Coco coir logs are popular material choices for use in construction zones, restoration areas, for environmental preservation on hillsides, or for aquatic erosion control. Coir logs are strong enough to withstand weather conditions such as heavy rains and, when staked to a hillside, help prevent soil slippage by holding the water until sediment settles.
In aquatic areas, coir logs are used to stabilize shorelines by protecting them from erosion caused by waves. Coir logs are also used to encourage vegetation development and prevent the buildup of items such as rocks and plant or tree debris from interfering with the flow of water.
There are two types of coir logs:
- Coir logs comprised of meshed-together coir fibers encased in a blanket of coir twine to create the shape of a tree log.
- Coir logs made of a large blanket woven from coir twine that is rolled up to create a log shape.

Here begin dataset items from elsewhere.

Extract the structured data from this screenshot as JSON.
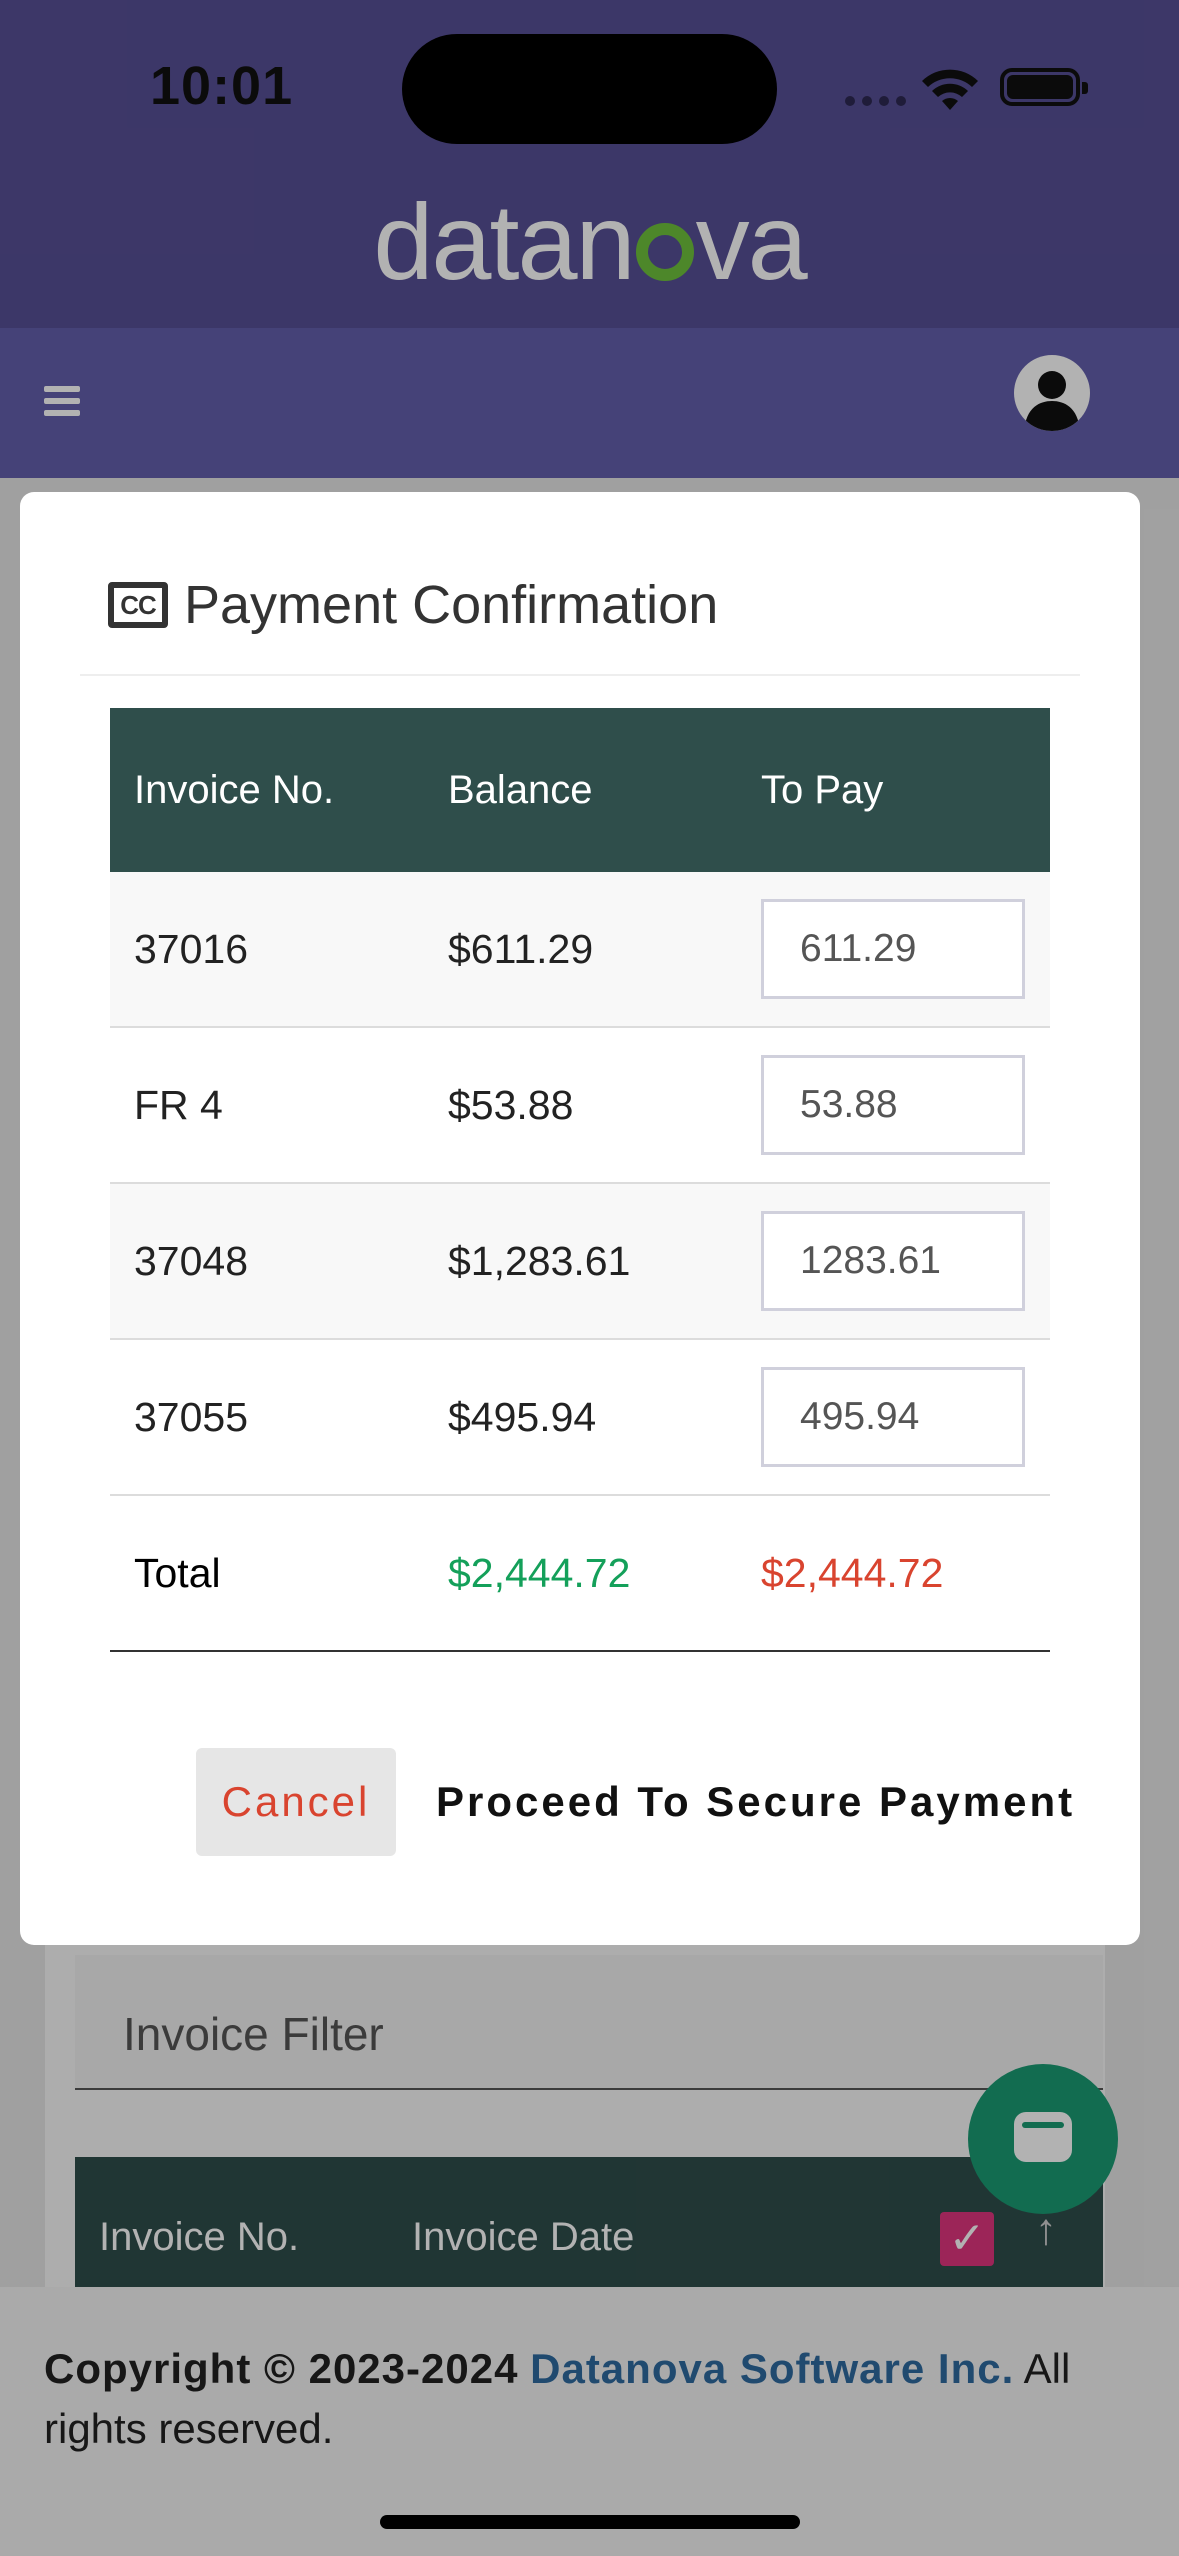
{
  "status_bar": {
    "time": "10:01"
  },
  "header": {
    "brand_pre": "datan",
    "brand_post": "va"
  },
  "background": {
    "filter_placeholder": "Invoice Filter",
    "table_headers": [
      "Invoice No.",
      "Invoice Date"
    ]
  },
  "modal": {
    "icon_text": "CC",
    "title": "Payment Confirmation",
    "columns": [
      "Invoice No.",
      "Balance",
      "To Pay"
    ],
    "rows": [
      {
        "invoice": "37016",
        "balance": "$611.29",
        "to_pay": "611.29"
      },
      {
        "invoice": "FR 4",
        "balance": "$53.88",
        "to_pay": "53.88"
      },
      {
        "invoice": "37048",
        "balance": "$1,283.61",
        "to_pay": "1283.61"
      },
      {
        "invoice": "37055",
        "balance": "$495.94",
        "to_pay": "495.94"
      }
    ],
    "total": {
      "label": "Total",
      "balance": "$2,444.72",
      "to_pay": "$2,444.72"
    },
    "cancel_label": "Cancel",
    "proceed_label": "Proceed To Secure Payment"
  },
  "footer": {
    "copyright": "Copyright © 2023-2024",
    "company": "Datanova Software Inc.",
    "rights": "All rights reserved."
  },
  "colors": {
    "header_bg": "#574f95",
    "navbar_bg": "#645fac",
    "table_head_bg": "#2f4e4b",
    "total_balance": "#14a05a",
    "total_to_pay": "#d9442f",
    "fab_bg": "#1a9b73",
    "logo_accent": "#6fc23d"
  }
}
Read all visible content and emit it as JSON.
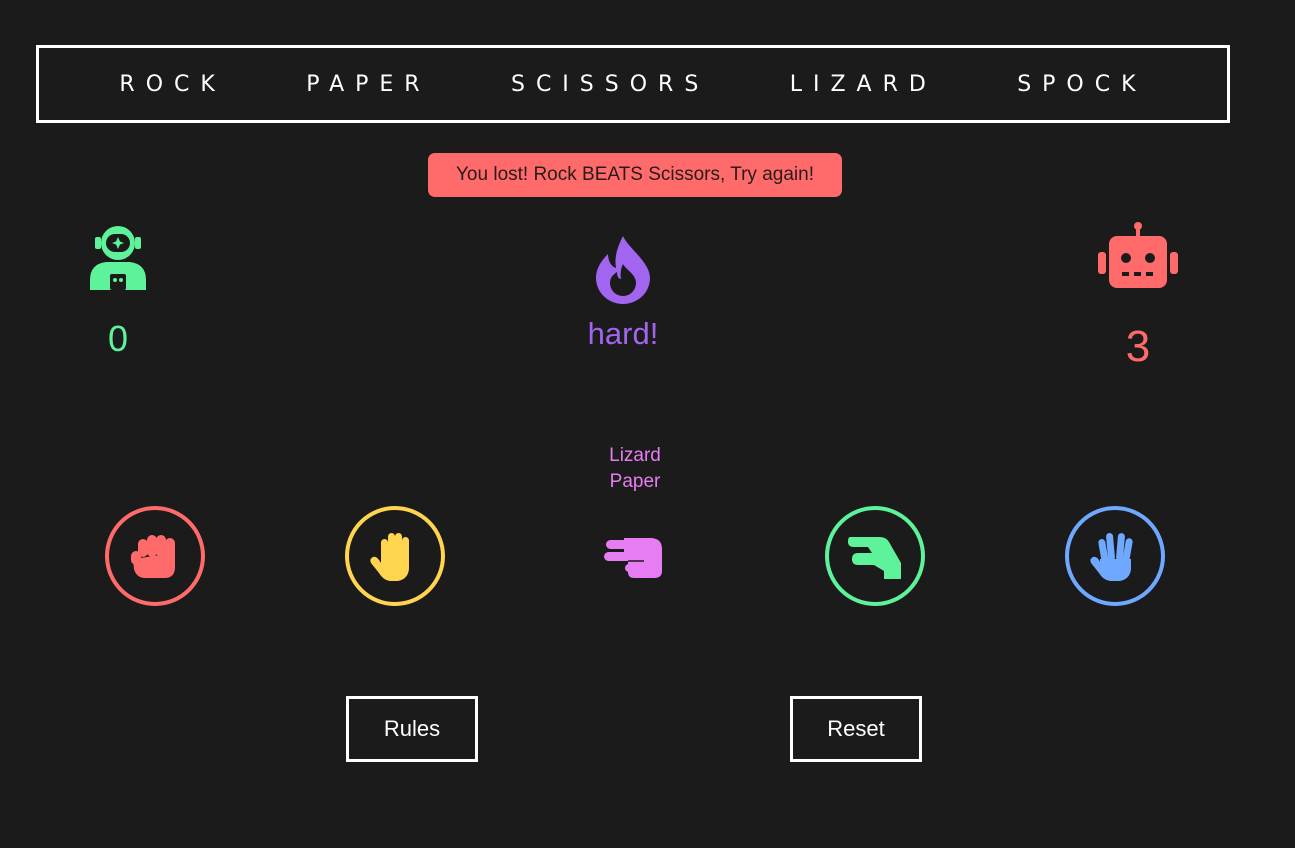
{
  "title_words": [
    "ROCK",
    "PAPER",
    "SCISSORS",
    "LIZARD",
    "SPOCK"
  ],
  "message": "You lost! Rock BEATS Scissors, Try again!",
  "player": {
    "icon": "astronaut-icon",
    "score": "0"
  },
  "difficulty": {
    "icon": "fire-icon",
    "label": "hard!"
  },
  "computer": {
    "icon": "robot-icon",
    "score": "3"
  },
  "hint": {
    "line1": "Lizard",
    "line2": "Paper"
  },
  "choices": [
    {
      "name": "rock",
      "icon": "hand-rock-icon",
      "color": "#ff6b6b"
    },
    {
      "name": "paper",
      "icon": "hand-paper-icon",
      "color": "#ffd54f"
    },
    {
      "name": "scissors",
      "icon": "hand-scissors-icon",
      "color": "#e77df2"
    },
    {
      "name": "lizard",
      "icon": "hand-lizard-icon",
      "color": "#5ef29b"
    },
    {
      "name": "spock",
      "icon": "hand-spock-icon",
      "color": "#6ea8ff"
    }
  ],
  "buttons": {
    "rules": "Rules",
    "reset": "Reset"
  },
  "colors": {
    "background": "#1b1b1b",
    "player": "#5ef29b",
    "difficulty": "#a165ef",
    "computer": "#ff6b6b",
    "hint": "#e77df2",
    "message_bg": "#ff6b6b"
  }
}
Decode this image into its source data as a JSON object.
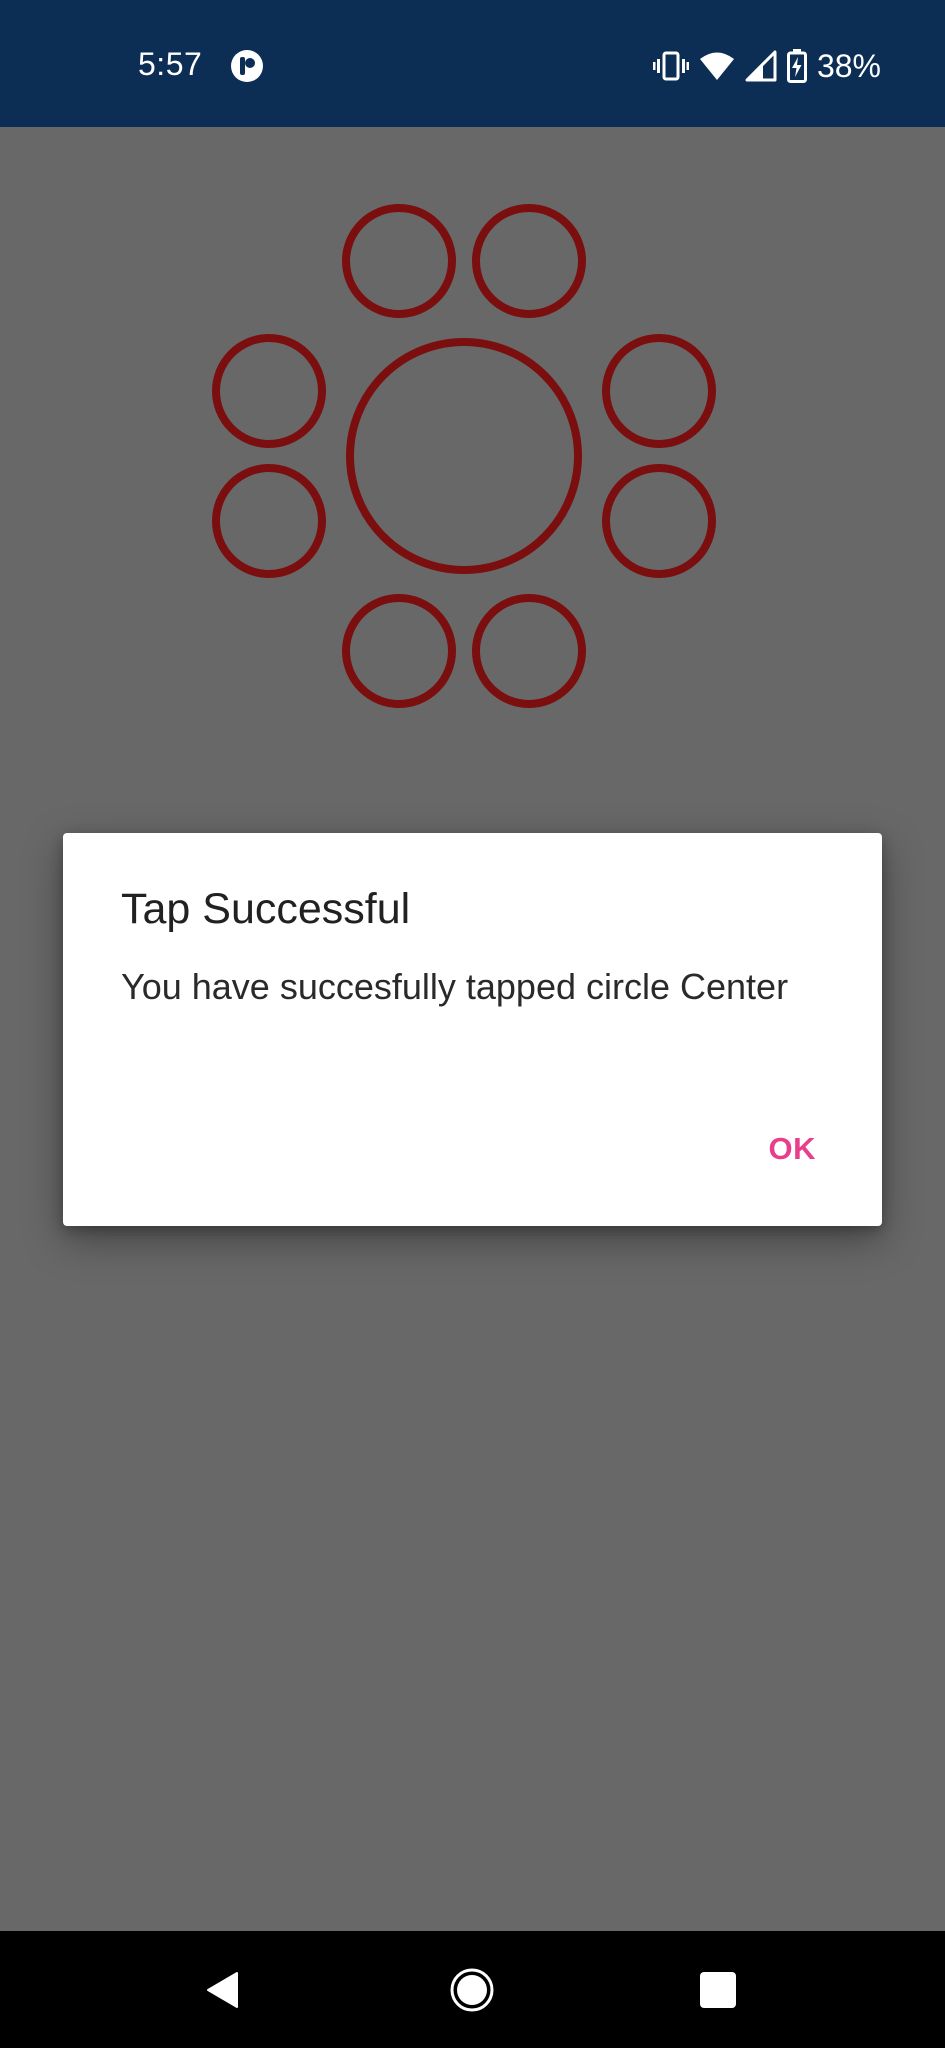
{
  "status_bar": {
    "time": "5:57",
    "battery_percent": "38%",
    "background_color": "#0c2e55",
    "icons": [
      "app-notification-icon",
      "vibrate-icon",
      "wifi-icon",
      "cellular-signal-icon",
      "battery-charging-icon"
    ]
  },
  "circles": {
    "stroke_color": "#7b0e0e",
    "items": [
      {
        "label": "Center"
      },
      {
        "label": "top-left"
      },
      {
        "label": "top-right"
      },
      {
        "label": "upper-left"
      },
      {
        "label": "upper-right"
      },
      {
        "label": "lower-left"
      },
      {
        "label": "lower-right"
      },
      {
        "label": "bottom-left"
      },
      {
        "label": "bottom-right"
      }
    ]
  },
  "dialog": {
    "title": "Tap Successful",
    "message": "You have succesfully tapped circle Center",
    "ok_label": "OK",
    "ok_color": "#e83e8c"
  },
  "nav_bar": {
    "icons": [
      "back-icon",
      "home-icon",
      "recents-icon"
    ]
  }
}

Coir logs come in sizes of up to 20 feet long and in varying diameters.
Coir logs are made entirely of natural elements. Unlike other means of erosion control, such as laying sheets of plastic over a hillside, coir logs don’t risk chemicals seepage that could damage the ecosystem and its microorganisms.
Coir logs can last anywhere from two to five years. Coir logs do not need to be removed at the end of their life cycle, as coir logs break down naturally into the soil, providing nutrients to the ecosystem in the process.
When installing coir logs, you must secure it in such a way that water or debris are free to move over the log without knocking it loose.
First, clear the desired area of debris, such as rocks, branches, or tree stumps, that might interfere with or prevent the coir log from sitting flush against the soil. Then dig a trench that’s the same length as the log and deep enough to fit two-thirds of the log down inside it. Place the coir log into the trench, and hammer environmentally friendly stakes, which break down naturally, onto the downslope side of the log, about 2 to 3 apart to hold it in place.
For extra erosion protection, adjoin two or more coir logs lengthwise, one next to the other, each in its own trench. Fill the area above each coir log with soil so the log sits tightly against the ground. When placing more than one coir log side by side in an area, use coir twine to secure the adjoining ends tightly so there is no space between them.
In cases where you desire new vegetation growth, such as near a river, stream, or lakeshore, apply seeded soil just above the coir log on the nonwater side. As plants grow from the planted seeds, the coir logs will biodegrade naturally into the soil while maintaining its erosion-control properties.
Because coir logs require no added nonnatural components for erosion control, coir logs are safe for the environment as well as wildlife.